Given the relatively low numbers who have settled in Australia, the bulk within Victoria and New South Wales, I am simply at a loss to find the reasons driving the coalition's policy in relation to Sri Lankans seeking refuge. It flies in the face of their position, stated in reference to the opposition to the agreement with Malaysia, that such agreements must only be entered with signatories to the convention. It also flies in the face of their position that such agreements must be made with regard to adequate human rights protections. There is no consistency in that approach. There is little logic in that approach. That is why I am so deeply opposed to what they have put forward and it is what has driven me to submit this motion for the House's consideration.
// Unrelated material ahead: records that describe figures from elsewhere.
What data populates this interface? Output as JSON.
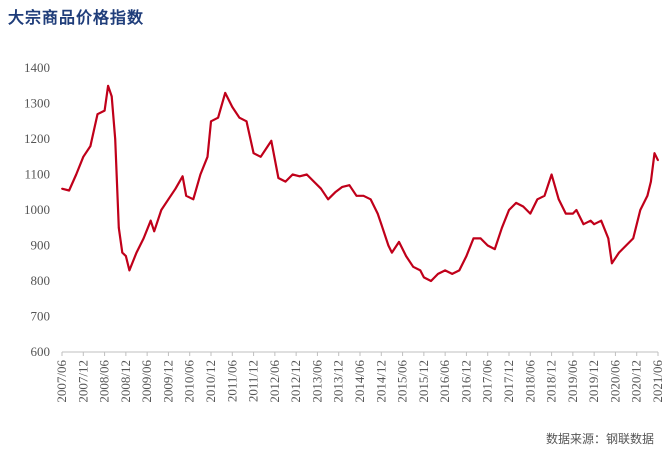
{
  "title": "大宗商品价格指数",
  "source": "数据来源：钢联数据",
  "chart_data": {
    "type": "line",
    "title": "大宗商品价格指数",
    "xlabel": "",
    "ylabel": "",
    "ylim": [
      600,
      1400
    ],
    "yticks": [
      600,
      700,
      800,
      900,
      1000,
      1100,
      1200,
      1300,
      1400
    ],
    "xticks": [
      "2007/06",
      "2007/12",
      "2008/06",
      "2008/12",
      "2009/06",
      "2009/12",
      "2010/06",
      "2010/12",
      "2011/06",
      "2011/12",
      "2012/06",
      "2012/12",
      "2013/06",
      "2013/12",
      "2014/06",
      "2014/12",
      "2015/06",
      "2015/12",
      "2016/06",
      "2016/12",
      "2017/06",
      "2017/12",
      "2018/06",
      "2018/12",
      "2019/06",
      "2019/12",
      "2020/06",
      "2020/12",
      "2021/06"
    ],
    "grid": false,
    "color": "#c0001a",
    "series": [
      {
        "x": [
          "2007/06",
          "2007/08",
          "2007/10",
          "2007/12",
          "2008/02",
          "2008/04",
          "2008/06",
          "2008/07",
          "2008/08",
          "2008/09",
          "2008/10",
          "2008/11",
          "2008/12",
          "2009/01",
          "2009/03",
          "2009/05",
          "2009/07",
          "2009/08",
          "2009/10",
          "2009/12",
          "2010/02",
          "2010/04",
          "2010/05",
          "2010/07",
          "2010/09",
          "2010/11",
          "2010/12",
          "2011/02",
          "2011/04",
          "2011/06",
          "2011/08",
          "2011/10",
          "2011/12",
          "2012/02",
          "2012/04",
          "2012/05",
          "2012/07",
          "2012/09",
          "2012/11",
          "2013/01",
          "2013/03",
          "2013/05",
          "2013/07",
          "2013/09",
          "2013/11",
          "2014/01",
          "2014/03",
          "2014/05",
          "2014/07",
          "2014/09",
          "2014/11",
          "2014/12",
          "2015/02",
          "2015/03",
          "2015/05",
          "2015/07",
          "2015/09",
          "2015/11",
          "2015/12",
          "2016/02",
          "2016/04",
          "2016/06",
          "2016/08",
          "2016/10",
          "2016/12",
          "2017/02",
          "2017/04",
          "2017/06",
          "2017/08",
          "2017/10",
          "2017/12",
          "2018/02",
          "2018/04",
          "2018/06",
          "2018/08",
          "2018/10",
          "2018/12",
          "2019/02",
          "2019/04",
          "2019/06",
          "2019/07",
          "2019/09",
          "2019/11",
          "2019/12",
          "2020/02",
          "2020/04",
          "2020/05",
          "2020/07",
          "2020/09",
          "2020/11",
          "2021/01",
          "2021/03",
          "2021/04",
          "2021/05",
          "2021/06"
        ],
        "values": [
          1060,
          1055,
          1100,
          1150,
          1180,
          1270,
          1280,
          1350,
          1320,
          1200,
          950,
          880,
          870,
          830,
          880,
          920,
          970,
          940,
          1000,
          1030,
          1060,
          1095,
          1040,
          1030,
          1100,
          1150,
          1250,
          1260,
          1330,
          1290,
          1260,
          1250,
          1160,
          1150,
          1180,
          1195,
          1090,
          1080,
          1100,
          1095,
          1100,
          1080,
          1060,
          1030,
          1050,
          1065,
          1070,
          1040,
          1040,
          1030,
          990,
          960,
          900,
          880,
          910,
          870,
          840,
          830,
          810,
          800,
          820,
          830,
          820,
          830,
          870,
          920,
          920,
          900,
          890,
          950,
          1000,
          1020,
          1010,
          990,
          1030,
          1040,
          1100,
          1030,
          990,
          990,
          1000,
          960,
          970,
          960,
          970,
          920,
          850,
          880,
          900,
          920,
          1000,
          1040,
          1080,
          1160,
          1140
        ]
      }
    ]
  }
}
It is up to the member for Canning, who follows me in this debate along with the member for Pearce, to outline why this proposal should not be labelled as grossly hypocritical and discriminatory. As opposed to that, the government bases its approach on evidence and does so and manages our obligations consistent with the convention. While we have, as I have outlined, accepted a modest number of people from Sri Lanka seeking asylum, we have returned and will return failed asylum seekers after a thorough assessment of their claim for protection. Into the future, as we implement the recommendations of the Houston report, we will be able to do so in a transparent, understandable way but with an unshakeably firm determination to deny people smugglers the ability to profit from the desperation of others. I commend this proposed resolution to the House.